It's critical to correctly configure the credentials here or the building process will fail with permission errors.
Also, these sets of scripts rely on podman
as a container engine.
For Mac users podman 3.3+ is required, see podman machine.
For registry.ci.openshift.org, you first need to copy the token from https://oauth-openshift.apps.ci.l2s4.p1.openshiftapps.com/oauth/token/request (top left, "Display Token") and run this command:
podman login -u <username> -p <token> https://registry.ci.openshift.org
This set of scripts assumes that artifacts will be pushed into your personal quay.io registry, for not facing with auth issues need to log in into quay.io first.
podman login quay.io
For OpenShift's quay.io, the credentials need to be taken from https://cloud.redhat.com/openshift/create/local. Click Download pull secret
and store pull-secret.txt
in a safe location on your computer.
NOTE: These are not your personal credentials, you won't be able to use them to access your personal quay.io account. These credentials are required to obtain the base release image only.
- podman has an issues with mounting volumes on mac platform, see this issue for more details.
Usage: ./build_operator_image.sh [options]
Options:
-h, --help show this message
-o, --operator operator name to build, examples: machine-config-operator, cluster-kube-controller-manager-operator
-i, --id id of your pull request to apply on top of the master branch
-u, --username registered username in quay.io
-t, --tag push to a custom tag in your origin release image repo, default: latest
-d, --dockerfile non-default Dockerfile name, default: Dockerfile
--dry-run if set, build but do not push the image to image registry, default: false
For instance, if you want to build a Machine Config Operator image with your custom change specified by PR #2606 and then push it into your personal quay.io, execute
$ ./build_operator_image.sh --username johndow --operator machine-config-operator --id 2606
Note: since Quay doesn't publish images by default, to successfully use the image, you need to make it public manually in the registry web console.

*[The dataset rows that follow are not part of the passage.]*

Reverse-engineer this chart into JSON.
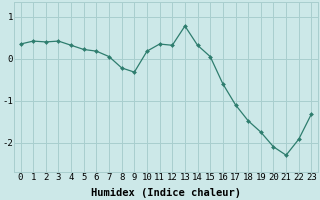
{
  "x": [
    0,
    1,
    2,
    3,
    4,
    5,
    6,
    7,
    8,
    9,
    10,
    11,
    12,
    13,
    14,
    15,
    16,
    17,
    18,
    19,
    20,
    21,
    22,
    23
  ],
  "y": [
    0.35,
    0.42,
    0.4,
    0.42,
    0.32,
    0.22,
    0.18,
    0.05,
    -0.22,
    -0.32,
    0.18,
    0.35,
    0.32,
    0.78,
    0.32,
    0.05,
    -0.6,
    -1.1,
    -1.48,
    -1.75,
    -2.1,
    -2.3,
    -1.92,
    -1.32
  ],
  "line_color": "#2e7d6e",
  "marker": "D",
  "marker_size": 2.0,
  "linewidth": 0.9,
  "bg_color": "#cce8e8",
  "grid_color": "#a8cece",
  "xlabel": "Humidex (Indice chaleur)",
  "xlabel_fontsize": 7.5,
  "tick_fontsize": 6.5,
  "xlim": [
    -0.5,
    23.5
  ],
  "ylim": [
    -2.7,
    1.35
  ],
  "yticks": [
    -2,
    -1,
    0,
    1
  ],
  "xticks": [
    0,
    1,
    2,
    3,
    4,
    5,
    6,
    7,
    8,
    9,
    10,
    11,
    12,
    13,
    14,
    15,
    16,
    17,
    18,
    19,
    20,
    21,
    22,
    23
  ]
}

Usage: ./build_release_image.sh [options] -u <quay.io username>
Options:
-h, --help show this message
-u, --username registered username in quay.io
-t, --tag push to a custom tag in your origin release image repo, default: latest
-r, --release openshift release version, default: 4.11
-a, --auth path of registry auth file, default: ./pull-secrets/pull-secret.txt
-i, --image image(s) to replace in the release payload in the format '<component_name>=<image_path>'
--release-image custom base release image to build from, default: the latest image for the given release version
--dry-run if set, build but do not push the image to image registry, default: false
To build an actual release image with your custom Machine Config Operator image, that was created in the previous step, execute
$ ./build_release_image.sh --username johndow --auth ~/pull-secrets/pull-secret.txt -i machine-config-operator=quay.io/johndow/machine-config-operator:latest
To replace other component images add more -i
options (-i cluster-kube-controller-manager-operator=quay.io/johndow/cluster-kube-controller-manager-operator:latest
for Kube Controller Manager Operator, -i aws-cloud-controller-manager=quay.io/johndow/aws-cloud-controller-manager:latest
for AWS Cloud Controller manager, and so on). It is possible to replace several images at once.
When the building process is over, the script will upload the release image in your personal quay account, so it can be consumed by the installer.